私は焦っていた。もうすぐ三年生は卒業する。三年生には私の好きな人がいた。高校に入りたてだった頃、右も左もわからずおろおろしていたところを懇切丁寧に教えてくださった先輩。先輩に一目惚れしたから先輩のいる部活に入ったんだっけ。でもその先輩とももう会えなくなるのだ。

(卒業式なんて、来なければいいのに)

刻一刻と近付く卒業式。友達に話せば、じゃあ告白でもしちゃえばいいじゃん、と笑いながら言う。他人事だと思って…私にとっては一大事だというのに。でも、もう会えないのなら、この気持ちを伝えたっていいんじゃないだろうか。ダメだったとしても会わなくなることなんだし。悶々と告白するかと考えながら一日、また一日と過ぎていく。
卒業式まであと3日というギリギリになってようやく告白しよう、と決心した。ちょうど今日は三年生が練習のために学校に来ている。卒業式当日は時間がないかもしれない。今のうちに告白してそれで終わりにしよう。そう考えた私は学校内をくまなく探す。三成先輩、どこにいるだろう。きょろきょろと探していたらいつの間にか人気のない場所に来てしまった。さすがにこんなところにいないでしょ、と踵を返そうとすると後ろから声がした。

(こんなところに、いったい誰だろう)

ここはそうそう人が来るような場所じゃないのだ。来るとすれば用務員の人かもしくは告白…。そこではっとした。もしかして私とおんなじ考えの人がここで誰かに告白しているんだ。なら私はここにいちゃだめなんじゃないか。帰らなくちゃと思う私と好奇心でここに残ろうとする私がいて動けなくなる。するとまた声が聞こえた。

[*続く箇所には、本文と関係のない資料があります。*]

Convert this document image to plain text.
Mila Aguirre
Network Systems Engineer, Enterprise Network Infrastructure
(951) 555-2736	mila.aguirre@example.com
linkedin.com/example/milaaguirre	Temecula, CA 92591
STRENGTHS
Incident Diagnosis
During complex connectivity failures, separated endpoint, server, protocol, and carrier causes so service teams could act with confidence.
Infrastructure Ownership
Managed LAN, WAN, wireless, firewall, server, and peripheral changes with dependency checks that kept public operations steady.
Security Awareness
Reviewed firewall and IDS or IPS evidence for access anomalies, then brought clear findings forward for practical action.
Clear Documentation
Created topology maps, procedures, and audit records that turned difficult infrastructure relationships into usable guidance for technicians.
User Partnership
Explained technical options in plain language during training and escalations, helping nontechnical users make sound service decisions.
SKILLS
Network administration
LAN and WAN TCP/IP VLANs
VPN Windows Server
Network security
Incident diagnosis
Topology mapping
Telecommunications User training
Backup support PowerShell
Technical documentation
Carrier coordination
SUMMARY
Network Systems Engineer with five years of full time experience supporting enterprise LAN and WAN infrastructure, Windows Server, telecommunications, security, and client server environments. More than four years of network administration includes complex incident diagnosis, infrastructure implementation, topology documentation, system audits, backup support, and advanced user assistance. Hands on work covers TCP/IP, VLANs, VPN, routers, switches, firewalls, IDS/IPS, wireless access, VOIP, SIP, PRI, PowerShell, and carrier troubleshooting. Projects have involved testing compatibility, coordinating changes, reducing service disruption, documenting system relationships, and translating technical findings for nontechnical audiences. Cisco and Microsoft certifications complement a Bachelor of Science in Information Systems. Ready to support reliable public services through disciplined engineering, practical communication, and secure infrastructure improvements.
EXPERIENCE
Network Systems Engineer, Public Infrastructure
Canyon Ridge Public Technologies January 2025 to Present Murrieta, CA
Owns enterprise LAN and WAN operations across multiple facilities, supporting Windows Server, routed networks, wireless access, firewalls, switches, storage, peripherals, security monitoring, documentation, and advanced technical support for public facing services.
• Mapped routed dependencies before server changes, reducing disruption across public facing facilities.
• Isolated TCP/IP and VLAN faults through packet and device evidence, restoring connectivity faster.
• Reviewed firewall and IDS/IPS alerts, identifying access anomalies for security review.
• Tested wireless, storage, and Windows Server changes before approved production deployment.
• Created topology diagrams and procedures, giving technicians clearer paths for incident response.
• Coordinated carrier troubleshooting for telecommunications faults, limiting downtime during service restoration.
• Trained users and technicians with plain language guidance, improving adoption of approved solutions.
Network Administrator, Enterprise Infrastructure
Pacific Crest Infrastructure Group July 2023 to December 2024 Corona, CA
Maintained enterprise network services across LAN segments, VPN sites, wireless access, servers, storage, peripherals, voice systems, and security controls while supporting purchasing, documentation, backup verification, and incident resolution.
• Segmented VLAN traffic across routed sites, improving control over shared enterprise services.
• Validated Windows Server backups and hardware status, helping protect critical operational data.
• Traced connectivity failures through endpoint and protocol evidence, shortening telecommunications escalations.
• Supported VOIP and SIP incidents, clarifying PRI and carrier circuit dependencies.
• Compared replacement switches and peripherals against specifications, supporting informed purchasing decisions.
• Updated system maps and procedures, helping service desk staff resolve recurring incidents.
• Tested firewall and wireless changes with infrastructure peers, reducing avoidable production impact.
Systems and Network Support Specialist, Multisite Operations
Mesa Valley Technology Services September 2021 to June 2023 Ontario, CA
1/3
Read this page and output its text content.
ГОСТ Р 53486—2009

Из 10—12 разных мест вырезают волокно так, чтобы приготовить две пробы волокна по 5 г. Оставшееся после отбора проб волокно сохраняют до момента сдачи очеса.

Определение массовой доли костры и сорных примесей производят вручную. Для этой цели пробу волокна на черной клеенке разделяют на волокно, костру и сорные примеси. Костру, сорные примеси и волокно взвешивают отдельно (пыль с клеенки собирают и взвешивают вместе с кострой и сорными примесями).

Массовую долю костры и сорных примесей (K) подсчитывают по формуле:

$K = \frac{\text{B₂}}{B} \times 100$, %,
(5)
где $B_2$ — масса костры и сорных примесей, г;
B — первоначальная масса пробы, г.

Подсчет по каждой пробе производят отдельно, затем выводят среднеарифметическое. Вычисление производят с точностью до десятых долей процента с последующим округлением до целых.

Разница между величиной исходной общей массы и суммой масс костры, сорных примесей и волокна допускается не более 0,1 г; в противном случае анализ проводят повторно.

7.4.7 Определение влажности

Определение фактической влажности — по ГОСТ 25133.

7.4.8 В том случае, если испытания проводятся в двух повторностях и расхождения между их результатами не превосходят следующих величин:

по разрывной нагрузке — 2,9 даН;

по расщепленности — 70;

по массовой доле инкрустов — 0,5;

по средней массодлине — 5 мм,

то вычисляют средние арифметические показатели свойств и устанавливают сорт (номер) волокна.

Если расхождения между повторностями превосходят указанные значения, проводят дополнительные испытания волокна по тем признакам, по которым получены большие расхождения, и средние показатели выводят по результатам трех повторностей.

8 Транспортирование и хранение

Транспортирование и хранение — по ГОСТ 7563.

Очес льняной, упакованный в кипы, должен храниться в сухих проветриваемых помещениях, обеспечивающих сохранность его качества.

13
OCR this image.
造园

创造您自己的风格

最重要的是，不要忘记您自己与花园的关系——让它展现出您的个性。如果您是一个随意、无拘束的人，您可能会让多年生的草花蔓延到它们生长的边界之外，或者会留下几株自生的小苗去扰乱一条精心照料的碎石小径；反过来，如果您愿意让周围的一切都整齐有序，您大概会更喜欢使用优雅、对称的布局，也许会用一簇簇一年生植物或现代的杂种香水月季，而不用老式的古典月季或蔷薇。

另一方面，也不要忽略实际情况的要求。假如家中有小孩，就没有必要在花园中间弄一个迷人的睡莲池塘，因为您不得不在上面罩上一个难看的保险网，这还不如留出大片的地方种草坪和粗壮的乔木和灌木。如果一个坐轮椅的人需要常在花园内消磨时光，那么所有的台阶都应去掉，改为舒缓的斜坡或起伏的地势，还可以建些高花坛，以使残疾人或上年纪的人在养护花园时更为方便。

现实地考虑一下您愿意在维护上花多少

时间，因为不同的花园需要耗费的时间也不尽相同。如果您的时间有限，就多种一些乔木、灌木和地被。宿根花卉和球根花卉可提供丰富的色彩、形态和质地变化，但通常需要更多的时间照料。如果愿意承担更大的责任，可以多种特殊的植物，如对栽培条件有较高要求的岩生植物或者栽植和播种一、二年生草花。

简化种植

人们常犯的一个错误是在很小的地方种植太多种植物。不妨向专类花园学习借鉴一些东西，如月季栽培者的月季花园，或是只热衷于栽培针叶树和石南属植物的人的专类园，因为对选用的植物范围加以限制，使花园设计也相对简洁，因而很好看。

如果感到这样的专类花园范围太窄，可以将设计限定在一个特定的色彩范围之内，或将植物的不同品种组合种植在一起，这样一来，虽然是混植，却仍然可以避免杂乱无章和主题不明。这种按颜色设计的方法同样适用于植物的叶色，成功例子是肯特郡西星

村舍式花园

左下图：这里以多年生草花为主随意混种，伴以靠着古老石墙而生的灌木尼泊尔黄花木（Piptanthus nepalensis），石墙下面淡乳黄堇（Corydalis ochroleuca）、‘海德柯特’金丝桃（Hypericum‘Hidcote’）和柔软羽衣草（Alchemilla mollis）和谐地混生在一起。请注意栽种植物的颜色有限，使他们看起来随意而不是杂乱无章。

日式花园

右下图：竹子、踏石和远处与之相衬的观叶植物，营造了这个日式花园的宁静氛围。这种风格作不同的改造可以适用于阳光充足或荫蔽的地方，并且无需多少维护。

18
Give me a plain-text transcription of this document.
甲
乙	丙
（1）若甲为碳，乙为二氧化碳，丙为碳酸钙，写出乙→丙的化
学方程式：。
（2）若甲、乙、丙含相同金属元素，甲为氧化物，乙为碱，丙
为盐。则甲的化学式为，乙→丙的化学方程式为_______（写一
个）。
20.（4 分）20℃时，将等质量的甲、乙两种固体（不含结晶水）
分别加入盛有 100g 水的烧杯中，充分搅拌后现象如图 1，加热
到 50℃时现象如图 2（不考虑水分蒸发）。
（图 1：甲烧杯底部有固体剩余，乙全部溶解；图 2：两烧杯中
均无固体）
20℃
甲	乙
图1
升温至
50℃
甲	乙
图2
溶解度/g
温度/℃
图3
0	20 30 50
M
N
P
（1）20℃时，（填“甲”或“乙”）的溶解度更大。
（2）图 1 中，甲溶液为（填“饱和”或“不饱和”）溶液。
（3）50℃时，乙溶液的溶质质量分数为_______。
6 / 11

「…私、ずっと三成くんのこと好きだったの。もう卒業しちゃうし…でも、私この気持ちだけでも伝えておきたくて…」
「…」

思考回路がフリーズする。ミツナリ、くん。それは私が好きな先輩の名前じゃないか。もしかしたら同名の人かもしれないのだけどそれでも胸騒ぎが治まらなかった。恐る恐る振り返る。するとそこには誰もが振り返るような可愛らしいいまどきな女子生徒と、銀髪の見知った顔が見えた。間違いない、あれは私の知っている、三成先輩だった。
あんな可愛い女の子に告白されて断る人がどこにいるのだろうか。性格も見た目からしてよさそうだ。三成先輩はツンツンしているけどかっこいいし、何気に優しいとこがあるからモテモテという訳で。私が、こんな可愛い人に勝てるわけがない。頭の中で色んな考えがぐちゃぐちゃに混ざる。

「   」

三成先輩が何かを言ったようだが今の私の聴覚は機能していなかった。すると女子生徒がくしゃりと顔を歪めて泣き出す。そして三成先輩にもたれかかる。ああ、いい返事をもらったんだろうな。そう頭に言い聞かせると目の前が霞んできた。これ以上ここにいるのも辛いだけだ。こっそりと音を立てないようにその場を後にした。




□■□




ついに今日は卒業式だ。あの後ぐすぐすと泣いていた。友達には大層心配をかけてしまった。でももう大丈夫、今日でもう三成先輩ともおさらばだ。彼女さんがいるんだから告白なんてできるわけもなくて。笑顔でさようならって言ってやるんだ。
式も終わり、三年生は教室で最後の別れを惜しむように話しているのが見えた。ちらりと三成先輩の教室を覗きこめば女子に囲まれている三成先輩が見えた。するとこちらを振り返ってカチリと目があってしまった。しかし私はそそくさとその場を去った。これでよかったんだ。これでもう三成先輩とは目を合わすこともなければ会うことだってないんだから。笑顔でさようなら、できなかったな。やっぱり話し掛けられなかったな。なんて考えているとまた視界が霞んできた。

「っ…く、もう…最悪っ…ふ…っ」
「…何を泣いている」

聞きなれた声。驚きを隠せずにバッと振り返ればそこにいたのは三成先輩だった。息を少し荒げて、胸には花を挿している。

「何故泣いている。答えろ」
「…三成先輩が、卒業しちゃうから…っですかね…」
「…」
「三成せんぱ…っ、ご卒業おめでと、ございます…っ」
「…あぁ」
「もうお別れです、ね…っ。今まで、ありがとう、ございました」
「…」

三成先輩が私をじっと見つめている。言わなくちゃ。笑顔で、さようならって。

「っ…三成先輩に会えて、よかったです…っ」
「…貴様の言いたいことはそれだけか?」
「へ…?」
「ならば、黙って聞け」

ふわりと三成先輩の匂いがする。一瞬思考が固まる。今、私が何をされているのかわからない。耳元には息遣いが聞こえていて。三成先輩に抱きしめられているんだと気付くのにはかなりの時間を要した。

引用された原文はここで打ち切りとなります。